I don’t often have
visceral reactions to book. Sure they can make me laugh, make me cry, but until
I read And the band played on: Politics, people and the AIDS crisis, I’ve
never thrown up in my mouth a little. And it wasn’t the revelation of various
more extreme gay sexual practices (which oddly I seem to have been largely
aware of) or the descriptions of the diseases that suddenly were infecting
young men with horrific results, nor the horrid hatred that was revealed
against gays. No, it was the reaction of a bathhouse owner to the threat of
closure. For those of you not in
the know, the bathhouses were places where gay men would have multiple
anonymous partners, and as such were one of the hubs of the American AIDS
crisis. One of the owners turned to a doctor after a meeting and said, “What do
you care? We make money when they come here, you make money when they get
sick.” Another said, “There is no evidence that AIDS is a sexually transmitted
disease.” Togther, they made the bile, or something, rise to the back of my
throat.
The AIDS epidemic, as
author Randy Shilts, says, didn’t happen to America, it was allowed to happen.
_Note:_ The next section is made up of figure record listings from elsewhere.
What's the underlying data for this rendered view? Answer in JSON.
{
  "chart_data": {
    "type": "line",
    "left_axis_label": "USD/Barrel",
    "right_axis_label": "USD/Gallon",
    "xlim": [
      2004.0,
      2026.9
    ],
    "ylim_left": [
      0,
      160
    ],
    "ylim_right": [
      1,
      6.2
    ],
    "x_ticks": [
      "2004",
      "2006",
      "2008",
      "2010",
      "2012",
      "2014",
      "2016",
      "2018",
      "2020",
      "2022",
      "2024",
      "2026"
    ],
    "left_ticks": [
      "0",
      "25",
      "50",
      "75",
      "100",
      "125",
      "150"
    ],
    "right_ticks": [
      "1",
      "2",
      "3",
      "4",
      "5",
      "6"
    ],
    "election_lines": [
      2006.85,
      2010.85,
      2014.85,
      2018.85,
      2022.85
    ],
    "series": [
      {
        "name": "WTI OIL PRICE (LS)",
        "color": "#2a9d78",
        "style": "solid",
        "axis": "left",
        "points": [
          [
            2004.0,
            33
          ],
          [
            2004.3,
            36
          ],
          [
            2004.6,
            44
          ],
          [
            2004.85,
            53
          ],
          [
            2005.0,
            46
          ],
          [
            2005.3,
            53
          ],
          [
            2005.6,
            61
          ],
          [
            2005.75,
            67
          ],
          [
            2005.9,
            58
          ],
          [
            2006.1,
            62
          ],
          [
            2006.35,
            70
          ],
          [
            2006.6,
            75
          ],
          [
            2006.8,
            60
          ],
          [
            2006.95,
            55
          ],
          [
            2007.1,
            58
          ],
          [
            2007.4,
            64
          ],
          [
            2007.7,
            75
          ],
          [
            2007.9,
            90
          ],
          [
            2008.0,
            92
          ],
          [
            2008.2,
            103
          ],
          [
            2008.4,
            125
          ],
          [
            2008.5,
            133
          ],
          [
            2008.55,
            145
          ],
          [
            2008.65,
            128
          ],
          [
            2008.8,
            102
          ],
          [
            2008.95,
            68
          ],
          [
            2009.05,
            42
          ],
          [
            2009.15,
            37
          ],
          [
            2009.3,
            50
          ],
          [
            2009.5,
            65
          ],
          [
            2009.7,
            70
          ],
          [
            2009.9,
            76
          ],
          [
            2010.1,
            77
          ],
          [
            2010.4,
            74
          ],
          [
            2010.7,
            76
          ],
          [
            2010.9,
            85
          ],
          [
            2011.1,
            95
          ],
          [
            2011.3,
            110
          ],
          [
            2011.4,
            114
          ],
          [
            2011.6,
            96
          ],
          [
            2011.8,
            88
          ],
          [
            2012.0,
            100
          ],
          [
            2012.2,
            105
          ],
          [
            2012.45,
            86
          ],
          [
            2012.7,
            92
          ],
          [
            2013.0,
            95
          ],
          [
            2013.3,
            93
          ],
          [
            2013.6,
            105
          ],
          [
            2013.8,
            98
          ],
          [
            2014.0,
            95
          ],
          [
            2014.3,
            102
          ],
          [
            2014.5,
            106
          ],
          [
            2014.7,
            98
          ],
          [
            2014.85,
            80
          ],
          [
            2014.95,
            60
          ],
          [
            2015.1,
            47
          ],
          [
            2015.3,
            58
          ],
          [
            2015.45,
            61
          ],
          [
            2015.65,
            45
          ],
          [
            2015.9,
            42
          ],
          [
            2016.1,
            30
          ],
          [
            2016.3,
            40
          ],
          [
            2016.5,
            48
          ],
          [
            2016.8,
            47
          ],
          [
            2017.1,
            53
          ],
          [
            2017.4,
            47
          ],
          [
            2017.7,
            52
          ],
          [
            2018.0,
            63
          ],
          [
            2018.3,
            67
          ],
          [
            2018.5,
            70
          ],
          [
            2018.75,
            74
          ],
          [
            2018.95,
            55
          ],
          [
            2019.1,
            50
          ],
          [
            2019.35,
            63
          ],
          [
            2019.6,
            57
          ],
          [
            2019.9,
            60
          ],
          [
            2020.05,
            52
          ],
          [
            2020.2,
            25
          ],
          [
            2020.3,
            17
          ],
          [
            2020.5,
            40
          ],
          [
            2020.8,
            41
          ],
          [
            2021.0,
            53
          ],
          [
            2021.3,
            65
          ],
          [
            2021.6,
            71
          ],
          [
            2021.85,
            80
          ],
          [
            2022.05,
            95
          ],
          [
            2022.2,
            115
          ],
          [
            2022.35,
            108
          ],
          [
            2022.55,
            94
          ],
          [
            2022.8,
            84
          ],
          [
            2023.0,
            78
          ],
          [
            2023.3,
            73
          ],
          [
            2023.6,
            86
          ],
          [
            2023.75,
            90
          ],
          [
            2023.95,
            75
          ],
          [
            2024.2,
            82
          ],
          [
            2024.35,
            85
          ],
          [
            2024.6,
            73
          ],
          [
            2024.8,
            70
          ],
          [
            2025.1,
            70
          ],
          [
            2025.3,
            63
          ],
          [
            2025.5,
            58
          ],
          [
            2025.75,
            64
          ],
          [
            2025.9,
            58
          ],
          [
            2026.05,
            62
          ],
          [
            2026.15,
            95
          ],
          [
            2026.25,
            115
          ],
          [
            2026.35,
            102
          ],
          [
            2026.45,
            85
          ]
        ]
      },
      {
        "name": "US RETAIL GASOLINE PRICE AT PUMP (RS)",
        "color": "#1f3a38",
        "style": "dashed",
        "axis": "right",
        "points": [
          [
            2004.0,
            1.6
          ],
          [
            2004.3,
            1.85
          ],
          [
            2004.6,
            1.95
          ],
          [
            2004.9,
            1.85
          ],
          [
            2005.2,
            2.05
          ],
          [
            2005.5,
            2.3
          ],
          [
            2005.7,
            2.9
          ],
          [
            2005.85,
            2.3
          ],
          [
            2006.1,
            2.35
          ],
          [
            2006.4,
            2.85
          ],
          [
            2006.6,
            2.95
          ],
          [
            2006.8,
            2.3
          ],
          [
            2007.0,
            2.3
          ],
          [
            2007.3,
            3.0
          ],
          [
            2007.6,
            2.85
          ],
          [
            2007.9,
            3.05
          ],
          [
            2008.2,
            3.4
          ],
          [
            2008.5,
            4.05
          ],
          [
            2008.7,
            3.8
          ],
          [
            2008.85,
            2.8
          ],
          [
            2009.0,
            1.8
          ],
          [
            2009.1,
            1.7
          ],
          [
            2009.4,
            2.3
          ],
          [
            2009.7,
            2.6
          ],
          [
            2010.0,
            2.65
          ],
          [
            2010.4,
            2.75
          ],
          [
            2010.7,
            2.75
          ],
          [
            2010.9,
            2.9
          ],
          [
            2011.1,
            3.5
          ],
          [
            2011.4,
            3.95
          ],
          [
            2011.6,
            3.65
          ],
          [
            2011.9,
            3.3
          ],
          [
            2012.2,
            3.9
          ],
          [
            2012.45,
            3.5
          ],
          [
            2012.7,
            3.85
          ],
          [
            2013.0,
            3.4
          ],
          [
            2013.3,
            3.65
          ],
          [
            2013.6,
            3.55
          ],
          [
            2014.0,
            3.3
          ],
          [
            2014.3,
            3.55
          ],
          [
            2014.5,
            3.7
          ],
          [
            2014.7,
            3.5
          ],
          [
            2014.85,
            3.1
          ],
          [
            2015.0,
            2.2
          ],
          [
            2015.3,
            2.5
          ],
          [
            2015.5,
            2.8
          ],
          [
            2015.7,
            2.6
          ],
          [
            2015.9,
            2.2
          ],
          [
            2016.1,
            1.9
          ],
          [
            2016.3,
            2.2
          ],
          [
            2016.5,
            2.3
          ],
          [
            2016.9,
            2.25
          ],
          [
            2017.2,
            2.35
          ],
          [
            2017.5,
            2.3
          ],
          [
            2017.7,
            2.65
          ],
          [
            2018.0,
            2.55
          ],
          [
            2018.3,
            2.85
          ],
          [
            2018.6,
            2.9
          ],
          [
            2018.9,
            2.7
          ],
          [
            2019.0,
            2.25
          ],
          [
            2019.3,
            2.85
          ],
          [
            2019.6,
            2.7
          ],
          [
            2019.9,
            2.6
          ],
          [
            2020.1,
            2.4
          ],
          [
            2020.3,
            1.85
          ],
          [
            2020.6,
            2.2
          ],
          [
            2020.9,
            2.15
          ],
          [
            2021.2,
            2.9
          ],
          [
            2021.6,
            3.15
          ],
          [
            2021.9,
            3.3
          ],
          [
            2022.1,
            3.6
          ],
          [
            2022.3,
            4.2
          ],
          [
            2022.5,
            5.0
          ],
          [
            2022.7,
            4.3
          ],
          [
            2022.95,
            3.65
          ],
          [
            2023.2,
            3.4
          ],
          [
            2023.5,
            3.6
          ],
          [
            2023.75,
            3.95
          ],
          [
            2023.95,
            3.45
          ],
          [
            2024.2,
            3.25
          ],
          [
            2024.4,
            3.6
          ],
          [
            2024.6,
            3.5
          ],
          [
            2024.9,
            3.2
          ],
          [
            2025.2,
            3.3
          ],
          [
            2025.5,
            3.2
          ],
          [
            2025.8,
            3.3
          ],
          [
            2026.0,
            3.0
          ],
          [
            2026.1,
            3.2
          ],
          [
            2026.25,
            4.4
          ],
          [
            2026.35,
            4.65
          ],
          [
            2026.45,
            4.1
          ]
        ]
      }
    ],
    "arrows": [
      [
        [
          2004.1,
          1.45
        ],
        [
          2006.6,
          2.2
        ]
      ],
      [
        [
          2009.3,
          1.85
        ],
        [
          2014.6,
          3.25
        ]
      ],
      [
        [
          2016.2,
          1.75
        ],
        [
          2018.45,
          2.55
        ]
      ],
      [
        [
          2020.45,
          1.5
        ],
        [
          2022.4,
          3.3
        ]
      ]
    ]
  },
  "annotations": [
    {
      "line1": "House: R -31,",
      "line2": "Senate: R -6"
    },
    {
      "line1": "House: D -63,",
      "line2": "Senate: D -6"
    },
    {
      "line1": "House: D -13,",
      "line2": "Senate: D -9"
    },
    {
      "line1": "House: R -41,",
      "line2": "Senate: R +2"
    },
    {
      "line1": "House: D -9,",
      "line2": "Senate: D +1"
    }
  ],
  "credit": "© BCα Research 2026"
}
Between “not inflaming the homophobics while not offending the gays”, government
indifference, from all levels and all parties, scientists arguing over funding
and credit rather than doing research, and gay activists more worried over their
civil right to anonymous multiple partners than the lives of others, AIDS got a
grip in America in a way that could easily have been, if not avoided, certainly
minimised. It’s a book that will make you angry and saddened.
Some of the people are
inspiring, some infuriating, some touching, some more ambivalent. The infamous
Patient Zero, Gaetan Dugas, deliberately was having sex without telling his
partners he had the disease or taking any precautions. And yet, while he angers
with his actions, he comes across sometimes as a tragic figure, tormented by
chance and his personal demons. Although Shilts has been accused of creating a
gay bogeyman in Dugas, I thought his portrayal was compassionate without losing
sight of Dugas’s role.

There is still no cure
for AIDS, only treatments. As more young gay men, as I am told, are thinking
AIDS is no longer a threat, this book may still be timely reading.